Fue allí cuando me di cuenta de lo que acababa de ocurrir. Y fue en ese momento cuando, por fin, lloré. Me golpeó la emoción de repente y dejé salir todo el cansancio, la angustia y el miedo de los meses anteriores para dar lugar a la pequeña Emma, que ya estaba en este lado de la piel.
Había tenido otra hija. Otra niña. Mi tercer bebé (cuarto, en realidad), mi tercer parto. Una pequeña cosita que se movía encima mío buscando el pecho, que me olía, que se calmaba y dormía cerca de mí. Nueve meses dentro, y por fin podíamos vernos. La abracé, la besé, la acuné, la cogí fuerte para no volver a soltarla jamás.
La de las pataditas era ella. El corazón que llevaba escuchando durante meses era el suyo. Los morritos de las ecografías eran suyos. Sus piernecitas, su cabecita. Me costó asimilar que era ella; a ratos todavía me cuesta, es como si me hubieran quitado a mi bebé de la barriga y la que me habían dado fuera otra. Es una sensación extraña, que solo se va con el paso del tiempo.
Ahora ya era real. Desde aquella calurosa noche de agosto en la que vi una débil rallita en un test, hasta las pérdidas de las primeras semanas debido al hematoma, cuando yo creía que ya la había perdido, hasta la angustia de la ecografía de las 20 semanas donde reviví viejos temores, hasta la amenaza de parto prematuro… Me vino a la mente todo el camino, los largos nueve meses, y me parecía increíble que hubiéramos llegado ya a la meta.
Ya estaba con nosotros, lo habíamos logrado, nuestra pequeña bebé arcoíris, tan esperada, tan buscada… La luz después de la tormenta. Por fin.

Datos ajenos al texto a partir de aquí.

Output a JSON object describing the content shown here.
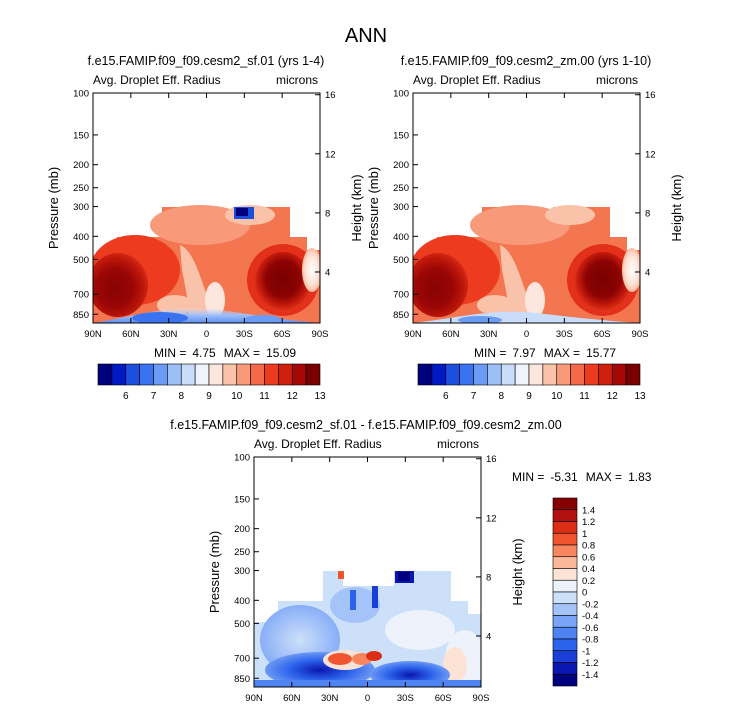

A partir de entonces, siguió el protocolo de seguimiento tras el parto, con las tomas de presión constantes y las infermeras comprobando que no había ninguna hemorragia y que Emma seguía comiendo. Me insinuaron que parecía pequeñita y que quizás habría que controlar su glucosa. Después del desayuno vino la pediatra, y fue entonces cuando la pesaron y la midieron. Nos quedamos tranquilos cuando nos dijeron el peso: 2,820 kg y 48,5 cm. Pequeñita pero con mucha fuerza. La pediatra le miró todos los reflejos y nos dijo que estaba todo correcto.
Pedimos el alta voluntaria el día siguiente y regresamos a casa con nuestra pequeña Emma en brazos. Las emociones que sentí fueron indescriptibles, con una mezcla de tristeza y felicidad, pero esto da para otro relato.
El parto de esta pequeñita fue fugaz pero muy emotivo. Es nuestra bebé arcoíris, una niña muy esperada y muy deseada. No cambiaría nada de lo que pasó aquella madrugada del 27 de abril porque para mí, fue perfecta.
Bienvenida al mundo, pequeña. Gracias por escoger nuestra familia, haremos todo lo posible para que seas muy feliz.